More good news: yesterday I got the borders sewn onto the ’30s reproduction quilt top found at my guild’s silent auction in August. This is the border print next to a corner block:
Here’s a look at the top on a double bed:
Isn’t that pretty? I’m very happy with my choice of fabric for the outer border. The top measures 81½” x 93½” right now; it will shrink a bit from quilting and laundering.
It sure felt good hearing the sewing machine in my sewing room humming again! I’m now primed to cut into that gorgeous decorator fabric with the goal of heading over to Central Oregon before the end of the month with the finished valances.
It’s been more than a minute since my last post, that’s for sure. The year has flown by but September flew by faster than usual. Between working alongside the Dear Husband in the garden (and harvesting the results), resuming classes at Montavilla Sewing Center after a break during August, taking visiting relatives around Portland and through the Columbia Gorge, and continuing my usual everyday pursuits of reading, trying new recipes, and playing Scrabble, very little time has been spent in my sewing room.
I thought for sure I’d have the borders added by now to the 1930s reproduction quilt started by my friend Vivienne years ago but all I’ve managed to do is cut the strips. I can claim only one accomplishment: a prototype of the tailored valances I’m making for my stepmother. Here’s a look at the beautiful furnishing fabric and a rough sketch:
This home dec project was actually launched a year ago. My stepmother bought new upholstered furniture for her living room and asked if I would make valances for the three windows plus one in the hallway. This is just the kind of home dec challenge I love so of course I said yes. Then, during my annual November trip last year to my twin sister’s home in Georgia, we found this lovely tweedy herringbone fabric.
Finding the proper drapery hardware after I got home proved unsuccessful. Good thing my stepmother is a patient soul because I dithered for months before finding the right curtain rods online. I ordered only one so I could test it first with the valance design.

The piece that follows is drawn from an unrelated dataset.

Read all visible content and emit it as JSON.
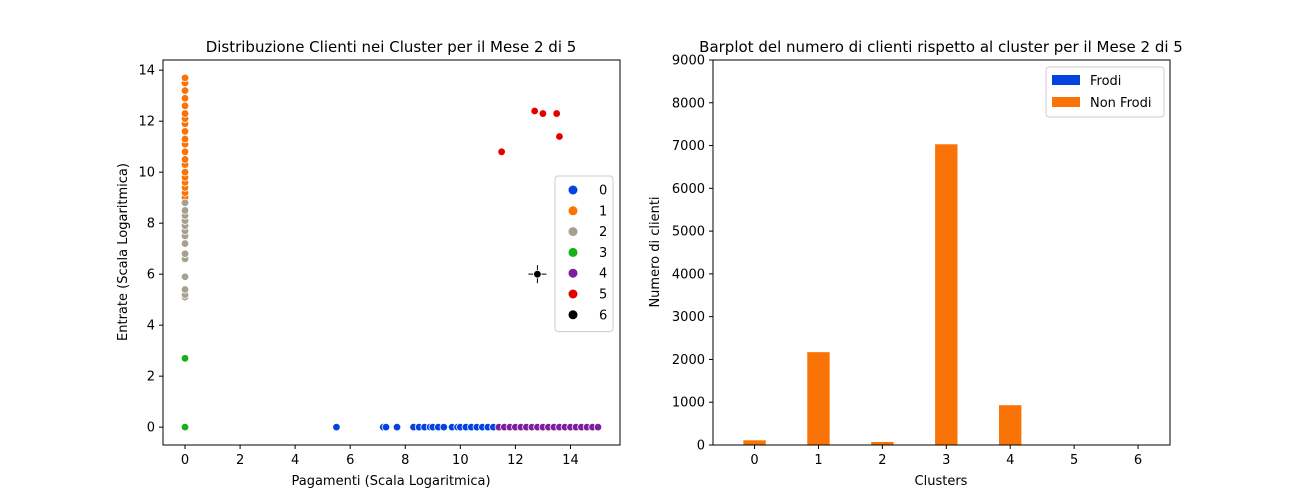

The math indicates we have enough furnishing fabric for four valances but not enough to cover a mistake, hence the need for a prototype. I used some old fabric I had on hand from a home dec project years ago. It was important to test my sketch because I’m departing from the usual way of making inverted pleats. I’ll fill you in later on my plan. At the moment, the DH and I are getting ready to head over to my stepmother’s home in Central Oregon to test the mock valance in place along with the drapery hardware.